In the first place these plainly show that, whether the orientation of the dolmens has any significance or not, the tumuli were mortuary in character. Sometimes the body was buried while still in the flesh; in other instances cremation had occurred. At times there were isolated interments; at others the bones are found in large numbers, as if there were collective burials. Along with the human bones occur those of the horse and cow, while burnt clay vases, necklaces of pierced stones and stone implements—celts, arrow and spear points, etc.—accompany the remains. Some of the vessels were apparently new, while others show signs of culinary use.

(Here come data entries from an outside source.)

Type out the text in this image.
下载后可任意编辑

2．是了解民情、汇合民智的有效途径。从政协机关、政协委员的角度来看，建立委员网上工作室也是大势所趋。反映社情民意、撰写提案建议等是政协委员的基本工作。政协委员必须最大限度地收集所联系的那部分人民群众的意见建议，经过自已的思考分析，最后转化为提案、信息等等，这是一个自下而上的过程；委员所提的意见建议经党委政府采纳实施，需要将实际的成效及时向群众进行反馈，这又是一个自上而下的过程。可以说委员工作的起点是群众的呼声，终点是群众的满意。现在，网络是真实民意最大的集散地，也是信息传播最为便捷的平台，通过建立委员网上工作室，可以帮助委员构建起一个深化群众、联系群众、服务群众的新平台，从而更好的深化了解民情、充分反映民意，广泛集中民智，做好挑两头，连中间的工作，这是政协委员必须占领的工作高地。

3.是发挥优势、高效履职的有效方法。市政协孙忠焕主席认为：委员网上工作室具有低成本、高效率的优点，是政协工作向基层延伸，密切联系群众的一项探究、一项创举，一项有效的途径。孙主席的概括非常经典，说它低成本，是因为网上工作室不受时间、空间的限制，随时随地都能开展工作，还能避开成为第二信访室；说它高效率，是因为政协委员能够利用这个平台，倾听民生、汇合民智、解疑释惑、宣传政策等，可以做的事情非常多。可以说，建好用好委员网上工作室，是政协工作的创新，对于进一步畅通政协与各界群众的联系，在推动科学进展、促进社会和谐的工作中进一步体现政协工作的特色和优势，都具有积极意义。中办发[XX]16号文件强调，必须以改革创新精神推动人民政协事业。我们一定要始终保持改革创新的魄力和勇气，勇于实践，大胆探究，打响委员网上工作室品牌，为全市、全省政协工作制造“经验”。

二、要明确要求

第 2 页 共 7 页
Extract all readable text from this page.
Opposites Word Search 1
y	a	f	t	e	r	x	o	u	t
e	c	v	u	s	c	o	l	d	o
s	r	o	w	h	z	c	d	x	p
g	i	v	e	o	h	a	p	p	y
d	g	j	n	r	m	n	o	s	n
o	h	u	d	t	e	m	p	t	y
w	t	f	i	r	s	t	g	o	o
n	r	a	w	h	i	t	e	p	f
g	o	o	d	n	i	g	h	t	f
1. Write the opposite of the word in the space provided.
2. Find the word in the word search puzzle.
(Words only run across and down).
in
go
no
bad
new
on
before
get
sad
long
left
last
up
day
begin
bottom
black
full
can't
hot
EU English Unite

Many of the stone implements have a perfection of surface and edge that would imply that they were never used but were merely votive offerings, ceremonial in character. It is interesting to note that even to this day the peasants of Morbihan prize the arrow and spear points as talismans and call them "men-garun"—thunder stones.

But what are the alignments? Here we are in the region of speculation—pure guessing. One may pass by with mere mention the view that they, with the cromlech at the end, are gigantic phallic symbols. Le Bouzic thinks them funereal without being sepulchral in character. He thinks that they might have been connected with the religious rites. The spaces between the rows would afford passages for the faithful assembled for the celebration of the ceremonies, possibly in connection with the collective burials in the tumuli, while the cromlech was the place set apart for the priests.

Whether we can ever arrive at an exact interpretation of these monuments or not, whether we ever know when or by whom they were erected, whether we solve the problems involved in the handling of these immense stones; these thousands of rocks—originally 15,000 or 20,000 in number—scattered over the plains of Morbihan will form one of the most striking of the monuments of antiquity. Possibly we shall get nothing better or more definite, certainly nothing more poetical, than the medieval legend of Saint Cornély which I paraphrase from the version given by Le Rouzic.

Saint Cornély was Pope of Rome, from which place he was driven by the pagan soldiers, who pursued him as he fled before them, accompanied by two cows which bore his baggage and belongings when he was tired. One evening he arrived at the village of Moustoir (two miles north of Carnac). Here he fain would have stopped, but hearing a young girl there abusing her mother, he could not stay. So he went on until he came to a little hill (Mont St. Michel) where he had a view in all directions. In front was was the sea, behind the soldiers in martial array. Further flight was impossible. What could he do? He stretched forth his hand and immediately the soldiers, rank and file as they stood, were changed to stone. Hence it is that one sees the long lines of standing stones to the north of the village of Carnac, and hence it is that the village church is dedicated to St. Cornély. Pilgrims of all countries flocked to Carnac to invoke the aid of the saint for their ailing beasts, and he, mindful of the aid his cows had given him in his flight, granted their requests. To this day ghosts may be seen at night wandering among the lines of stones, the "soldiers of St. Cornély," while the image of the saint and his cows are carved on the front of the church. The query at once arises, have we here a survival from the old worship of Mithras?

  1. In England the dolmens are frequently called cromlechs.